Mahyunadi menilai bahwa potensi besar Kutim yang kaya akan sumber daya alam (SDA) belum sepenuhnya tercermin dalam kesejahteraan masyarakat. Tingginya angka keluarga berisiko stunting menjadi bukti bahwa kesenjangan ekonomi dan pemenuhan gizi masih menjadi persoalan serius.

“Kutim ini kaya SDA. Tapi kenapa angka stunting masih tinggi? Salah satu penyebabnya adalah pengangguran. Kalau orang tua tidak bekerja, bagaimana mereka bisa memenuhi kebutuhan gizi anak?” ujar Mahyunadi.

Menurutnya, peran perusahaan tambang dan perkebunan yang beroperasi di Kutim sangat krusial dalam menyelesaikan masalah ini. Ia menegaskan, keterlibatan dunia usaha dalam menciptakan lapangan kerja bagi masyarakat lokal akan menjadi kunci utama dalam memperbaiki kondisi ekonomi keluarga.
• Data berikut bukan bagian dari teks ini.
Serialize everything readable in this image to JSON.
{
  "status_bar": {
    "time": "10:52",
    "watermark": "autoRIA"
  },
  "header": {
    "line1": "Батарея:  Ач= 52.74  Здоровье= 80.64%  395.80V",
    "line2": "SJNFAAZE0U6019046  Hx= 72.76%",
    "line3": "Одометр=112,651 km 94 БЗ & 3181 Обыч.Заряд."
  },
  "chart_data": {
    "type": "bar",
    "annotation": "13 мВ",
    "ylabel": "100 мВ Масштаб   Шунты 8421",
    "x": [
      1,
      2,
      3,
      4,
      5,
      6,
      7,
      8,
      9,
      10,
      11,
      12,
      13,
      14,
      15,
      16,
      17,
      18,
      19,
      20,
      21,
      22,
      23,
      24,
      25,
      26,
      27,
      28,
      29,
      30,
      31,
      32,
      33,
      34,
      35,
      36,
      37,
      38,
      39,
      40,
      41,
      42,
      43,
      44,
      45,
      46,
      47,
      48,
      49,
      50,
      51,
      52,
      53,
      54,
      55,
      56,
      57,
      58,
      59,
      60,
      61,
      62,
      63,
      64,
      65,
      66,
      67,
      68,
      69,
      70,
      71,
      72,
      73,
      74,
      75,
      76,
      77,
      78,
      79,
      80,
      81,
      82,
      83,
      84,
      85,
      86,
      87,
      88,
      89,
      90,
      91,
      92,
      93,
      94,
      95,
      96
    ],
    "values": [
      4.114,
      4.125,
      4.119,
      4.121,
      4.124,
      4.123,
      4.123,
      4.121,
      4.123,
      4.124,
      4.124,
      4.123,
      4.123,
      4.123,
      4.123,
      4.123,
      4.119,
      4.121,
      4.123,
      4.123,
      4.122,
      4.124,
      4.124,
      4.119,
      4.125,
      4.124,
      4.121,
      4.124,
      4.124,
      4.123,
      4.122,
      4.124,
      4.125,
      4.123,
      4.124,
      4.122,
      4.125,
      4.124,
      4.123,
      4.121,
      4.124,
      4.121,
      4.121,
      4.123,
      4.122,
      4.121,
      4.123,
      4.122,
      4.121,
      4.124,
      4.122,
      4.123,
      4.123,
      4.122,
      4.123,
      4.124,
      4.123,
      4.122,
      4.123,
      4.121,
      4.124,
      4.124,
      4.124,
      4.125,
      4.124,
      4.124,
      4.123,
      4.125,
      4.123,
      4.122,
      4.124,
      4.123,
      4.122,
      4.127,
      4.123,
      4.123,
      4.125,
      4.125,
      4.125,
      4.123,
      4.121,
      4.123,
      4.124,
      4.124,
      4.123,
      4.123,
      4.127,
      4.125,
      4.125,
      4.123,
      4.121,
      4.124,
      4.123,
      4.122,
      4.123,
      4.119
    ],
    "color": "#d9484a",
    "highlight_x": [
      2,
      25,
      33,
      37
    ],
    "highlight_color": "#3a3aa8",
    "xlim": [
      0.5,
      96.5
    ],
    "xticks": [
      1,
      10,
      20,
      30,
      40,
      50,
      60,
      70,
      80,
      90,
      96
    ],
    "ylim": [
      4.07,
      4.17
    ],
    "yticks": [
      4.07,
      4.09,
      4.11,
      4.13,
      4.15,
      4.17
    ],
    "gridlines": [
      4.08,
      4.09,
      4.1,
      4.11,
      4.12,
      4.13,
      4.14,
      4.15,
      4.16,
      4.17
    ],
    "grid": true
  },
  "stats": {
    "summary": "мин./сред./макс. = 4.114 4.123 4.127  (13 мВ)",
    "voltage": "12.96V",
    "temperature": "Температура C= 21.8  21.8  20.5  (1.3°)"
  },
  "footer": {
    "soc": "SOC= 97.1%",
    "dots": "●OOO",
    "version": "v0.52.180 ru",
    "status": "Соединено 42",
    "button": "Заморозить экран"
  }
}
“Saya minta perusahaan di Kutim lebih peka. Jangan hanya mengambil keuntungan dari daerah ini, tapi ikut berkontribusi membuka lapangan kerja. Dengan begitu, orang tua bisa memiliki penghasilan dan mampu memenuhi kebutuhan gizi anak-anaknya,” tegas Mahyunadi.

Sebagai Ketua Tim Percepatan Penurunan Stunting (TPPS), Mahyunadi menekankan bahwa program ini tidak boleh hanya berhenti pada slogan atau kegiatan seremonial semata. Ia ingin kebijakan yang diambil berbasis data yang akurat dan bisa dipertanggungjawabkan.

“Data harus jelas, by name by address. Kita harus tahu siapa yang butuh bantuan dan bagaimana cara menyelesaikan masalahnya. Jangan sampai program hanya sekadar formalitas,” katanya.

Tekanan ini muncul bukan tanpa alasan. Kutim sempat tercatat sebagai daerah dengan jumlah keluarga berisiko stunting tertinggi di Kaltim pada 2024. Kondisi ini menjadi tantangan besar bagi pemerintah daerah untuk bergerak cepat memperbaiki situasi.

Sebagai langkah awal, Mahyunadi telah menginstruksikan Dinas Pengendalian Penduduk dan KB (DPPKB) untuk segera mengidentifikasi faktor penyebab stunting di lapangan sebelum Idulfitri. Laporan ini akan menjadi dasar untuk merumuskan kebijakan yang lebih terukur dan efektif.

Selain itu, Mahyunadi juga mengajak seluruh kepala perangkat daerah (PD) untuk turun tangan secara langsung. Ia meminta setiap kepala dinas menjadi orang tua asuh bagi minimal tiga anak yang berisiko mengalami stunting. Langkah ini diharapkan bisa menjadi bentuk kepedulian nyata dari pemerintah daerah terhadap masa depan anak-anak Kutim.

Kepala DPPKB Kutim, Ahmad Junaidi, menyatakan dukungan penuh terhadap kebijakan ini. Ia menegaskan bahwa masalah stunting adalah tanggung jawab bersama, bukan hanya beban satu instansi.

“Kalau kita bergerak bersama, target 2026 pasti bisa tercapai. Ini bukan hanya urusan DPPKB, tapi tanggung jawab kita semua,” kata Junaidi.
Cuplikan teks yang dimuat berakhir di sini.